I took a long break from reading full-length fiction. Well, other than the summer time reading, that is. Factual reportage and analysis triumphed over my interests in fiction in the world of teaching and learning in which I was fully involved. Now, when I have returned to reading fiction, I am blown away with the tremendous transformation in the authors who tell fascinating stories about the human condition.
(At this point, regular readers need no reminders about Orhan Pamuk's observation. Should they or the occasional wanderer to this blog be reminded about what Pamuk said, click here.)
Sanjena Sathian's Gold Diggers is the latest addition to my list. Yet another female writer. Yet another non-white. Yet another story about brown people. Yet another book that delves deep into race in America.
I suppose this was bound to happen. Soon after passing the historic voting rights legislation, the US Congress voted in 1965 to reform the country's immigration law. Brown people were no longer excluded and were now allowed to immigrate. Though, at the time the legislation was passed, neither President Johnson nor the law's architects imagined that people would line up to come to America from far away countries in Asia and Africa. But, come we did by the millions.
The parents--the immigrants--worked hard so that their children and grandchildren could do what makes them happy in life. If writing books is what made the later generations happy, instead of becoming doctors and scientists as their immigrant parents were, then so be it. This is not a new American concept. John Adams wrote about this in 1780 in one of his letters to his wife, Abigail:
I must study Politicks and War that my sons may have liberty to study Mathematicks and Philosophy. My sons ought to study Mathematicks and Philosophy, Geography, natural History and Naval Architecture, navigation, Commerce and Agriculture, in order to give their Children a right to study Painting, Poetry, Musick, Architecture, Statuary, Tapestry and Porcelaine.
John Adams wished that his grandchildren ought to be able to pursue painting and poetry if that is what they wanted to do. The American dream is less about owning a home with white picket fences, and more about providing opportunities for the next generation for them to be whatever they want to be--a writer, a poet, a scientist, a programmer, whatever!
The children of the early immigrants since 1965 are grown up. Some of them have ventured into politics too--some have done that by changing their names and identities under a false notion that coming across as white is better than being an Indian-American. Some have become comedians and comedic actors. Some have gotten into the world of writing. It is no surprise that brown Americans of various backgrounds are telling remarkable stories of brown people in America.
The stories of brown people in America are invariably statements on how we have moved from the fringes towards the center. From being invisible to becoming visible to becoming like anybody else. While Gold Diggers and Last Night at the Telegraph Club are about different kinds of non-white Americans, set in different geographies, with the stories unfolding in different time periods, I was struck by this: Beauty pageants feature in both. Miss Chinatown. Miss India USA. The contestants are not merely presenting themselves as beautiful girls and women, but--and this is key--they make statements on what it means to be Chinese and American, what it means to be Indian and American.

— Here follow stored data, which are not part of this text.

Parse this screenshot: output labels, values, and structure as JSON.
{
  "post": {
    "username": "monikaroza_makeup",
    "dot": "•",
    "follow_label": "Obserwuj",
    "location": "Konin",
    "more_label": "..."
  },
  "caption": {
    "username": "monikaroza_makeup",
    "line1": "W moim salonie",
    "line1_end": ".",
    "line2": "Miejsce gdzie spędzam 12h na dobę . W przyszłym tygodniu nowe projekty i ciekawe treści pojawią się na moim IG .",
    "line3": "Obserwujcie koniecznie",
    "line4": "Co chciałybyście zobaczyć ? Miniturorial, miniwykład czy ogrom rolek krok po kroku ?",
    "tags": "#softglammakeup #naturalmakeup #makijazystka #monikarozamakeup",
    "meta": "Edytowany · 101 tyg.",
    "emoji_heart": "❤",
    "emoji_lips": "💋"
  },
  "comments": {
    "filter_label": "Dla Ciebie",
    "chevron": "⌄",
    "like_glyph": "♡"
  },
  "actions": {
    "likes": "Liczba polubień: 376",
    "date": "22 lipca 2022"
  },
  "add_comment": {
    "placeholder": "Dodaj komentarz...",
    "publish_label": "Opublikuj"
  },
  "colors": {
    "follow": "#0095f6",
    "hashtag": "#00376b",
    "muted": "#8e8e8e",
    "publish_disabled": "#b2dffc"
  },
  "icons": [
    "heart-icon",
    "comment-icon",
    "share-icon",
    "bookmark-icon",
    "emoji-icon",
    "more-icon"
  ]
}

The academic in me hasn't died despite having been forced off the campus. I wanted to know more about these ethnic pageants. The internet delivers through this Washington Post report from 2005:
The contests, which are growing in popularity even as traditional beauty contests are losing their allure, are patterned after the Miss America pageant, yet include colorful twists that recall tradition. Young, often brainy contestants wear an Ethiopian Absha Kamise or similar culture-specific outfits that their mothers and great-grandmothers would have worn.
At immigrant pageants, beauty has a browner, more worldly tinge. Noses are wider and eyes are a gooey chocolate brown, framed in various almond-like contours. Hips sway more in talent segments, such as an adaptation of a Bollywood performance at Miss India or a belly dance at Miss Liberia.
And this:
But the pageants also bring intense debates within these ethnic communities -- discussions that reflect the age-old split among immigrants over assimilation and retaining cultural mores.
How much and how well do we assimilate? What from the old country do, should, we retain?
Every immigrant family, every immigrant group has lived through these challenging questions of identity. While I didn't contest in beauty pageants--you're welcome--these questions have always nagged me. Straddling two completely different worlds is not an easy task. I know that these questions will not go away either. As challenging as it is, I don't think it is a problem. It is a wonderful opportunity that I have to create an identity for myself as opposed to living a life that was dictated by the accident of birth to a couple in one part of the world. There is beauty in such a life.